Британия встретила их, как описывается в романах: редкими сероватыми промоинами в свинцовом небе. В дуврском порту колыхалась в затонах темная вода с ворванью, нефтью и грязной хлопковой ватой на волнах.
Полтора часа на пароходике вверх по Темзе — и они в Лондоне.
Саша-младший, у которого морская болезнь сказывалась в том, что неудержимо слипались глаза, теперь заметно приободрился и стоял на палубе возле кондуктора в мундирной куртке, смотрел на берега. Сына удивляло, что на реке не видно рыбацких лодок. В промышленной Темзе почти нет рыбы. Высокий и тоненький, в коротком макинтоше, под которым проступали острые лопатки подростка, он встревоженно, как жеребенок у границы загона, а за оградой — незнакомая даль, стоял у борта парохода. Александр Иванович устало сидел внизу, видел Сашу в окно.

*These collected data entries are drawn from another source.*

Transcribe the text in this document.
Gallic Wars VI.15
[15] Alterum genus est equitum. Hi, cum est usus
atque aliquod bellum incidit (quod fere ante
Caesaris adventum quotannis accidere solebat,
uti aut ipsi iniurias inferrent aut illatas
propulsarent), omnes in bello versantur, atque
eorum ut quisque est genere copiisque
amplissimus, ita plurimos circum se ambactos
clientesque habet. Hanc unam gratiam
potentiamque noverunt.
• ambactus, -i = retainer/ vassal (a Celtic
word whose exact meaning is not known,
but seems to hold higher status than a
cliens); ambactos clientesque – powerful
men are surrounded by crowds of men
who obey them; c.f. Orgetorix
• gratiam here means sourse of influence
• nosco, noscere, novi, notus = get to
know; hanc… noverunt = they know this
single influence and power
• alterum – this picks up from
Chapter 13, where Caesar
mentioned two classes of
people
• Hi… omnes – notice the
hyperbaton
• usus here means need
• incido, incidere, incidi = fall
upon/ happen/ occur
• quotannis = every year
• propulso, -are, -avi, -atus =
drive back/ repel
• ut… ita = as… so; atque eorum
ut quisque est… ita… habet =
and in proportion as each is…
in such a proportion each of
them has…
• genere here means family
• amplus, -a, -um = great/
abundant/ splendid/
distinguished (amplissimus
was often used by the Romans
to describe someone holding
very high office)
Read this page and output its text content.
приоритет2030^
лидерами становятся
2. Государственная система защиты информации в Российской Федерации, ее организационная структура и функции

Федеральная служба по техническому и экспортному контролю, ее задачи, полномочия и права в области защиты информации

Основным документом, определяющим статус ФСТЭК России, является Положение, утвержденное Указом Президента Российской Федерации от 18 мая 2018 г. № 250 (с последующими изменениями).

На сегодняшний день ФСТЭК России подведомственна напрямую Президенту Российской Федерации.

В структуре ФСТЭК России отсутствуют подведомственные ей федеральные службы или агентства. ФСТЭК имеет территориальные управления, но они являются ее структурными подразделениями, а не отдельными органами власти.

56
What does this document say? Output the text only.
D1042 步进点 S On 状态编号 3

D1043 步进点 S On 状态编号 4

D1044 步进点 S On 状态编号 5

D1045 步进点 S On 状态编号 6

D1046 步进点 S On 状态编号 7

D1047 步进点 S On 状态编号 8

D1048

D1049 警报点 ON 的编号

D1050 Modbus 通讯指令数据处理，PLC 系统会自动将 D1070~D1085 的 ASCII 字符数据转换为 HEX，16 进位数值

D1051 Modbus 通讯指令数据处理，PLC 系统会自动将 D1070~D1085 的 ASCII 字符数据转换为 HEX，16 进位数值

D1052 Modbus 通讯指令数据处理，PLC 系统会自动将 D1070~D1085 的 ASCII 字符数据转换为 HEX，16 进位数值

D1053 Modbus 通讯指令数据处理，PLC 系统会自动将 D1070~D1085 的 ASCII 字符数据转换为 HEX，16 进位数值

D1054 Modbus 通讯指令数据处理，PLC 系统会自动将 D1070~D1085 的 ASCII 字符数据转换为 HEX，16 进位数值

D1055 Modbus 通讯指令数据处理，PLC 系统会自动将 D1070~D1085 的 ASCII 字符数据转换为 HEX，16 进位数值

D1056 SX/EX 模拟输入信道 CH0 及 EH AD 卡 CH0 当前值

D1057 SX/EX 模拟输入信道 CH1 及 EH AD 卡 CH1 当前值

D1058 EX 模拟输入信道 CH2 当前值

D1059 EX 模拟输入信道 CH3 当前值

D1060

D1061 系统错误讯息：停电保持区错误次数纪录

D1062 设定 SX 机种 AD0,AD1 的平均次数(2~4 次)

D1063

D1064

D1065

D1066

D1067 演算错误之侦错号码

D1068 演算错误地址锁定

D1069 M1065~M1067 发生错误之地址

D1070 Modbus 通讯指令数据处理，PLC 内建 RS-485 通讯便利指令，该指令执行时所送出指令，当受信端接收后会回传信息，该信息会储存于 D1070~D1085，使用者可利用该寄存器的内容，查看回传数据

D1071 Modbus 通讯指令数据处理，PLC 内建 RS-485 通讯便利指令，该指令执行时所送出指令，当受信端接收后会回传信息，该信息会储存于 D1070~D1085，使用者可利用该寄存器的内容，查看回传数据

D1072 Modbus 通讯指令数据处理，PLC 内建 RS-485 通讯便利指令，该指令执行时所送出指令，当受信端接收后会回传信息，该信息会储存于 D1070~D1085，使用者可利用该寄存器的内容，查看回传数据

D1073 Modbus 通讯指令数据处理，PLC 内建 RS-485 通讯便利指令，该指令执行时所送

Снова отель. Ему было сейчас особенно неуютно здесь. Как, впрочем, и всюду. Но гостиница — символ бездомности… Фортепьяно, канделябры, судки для умывания — все выглядело предельно чужим и неприятным. Постучался и вошел кельнер, представительный, как парламентарий, сказал «соблаговолите» — и дальше нечто расплывчатое… Была принесена на тяжелом серебряном подносе содовая вода — весьма кстати после пароходной качки. Обед же будет только в шесть. Настойчивость приезжих в желании перекусить чего-нибудь горячего немедленно была воспринята им как неприличие.
Скоро они сняли дом в предместье. Плату хозяин попросил вперед; да, Александр Иванович понимает: ведь он эмигрант. Дом был неудобный и сумрачный, последнее как бы входило в понятие «респектабельный». Герцен нанял первый же свободный…
Старик привратник с внушительной и красной физиономией начал с того же «соблаговолите». Герцен спросил у него, не может ли он оставить свой пост и находиться дома — жалованье ему будет выплачиваться. Тот ответил, что такое невозможно: он не имеет права получать жалованье, не исполняя своих обязанностей. Хотелось как можно меньше посторонних лиц.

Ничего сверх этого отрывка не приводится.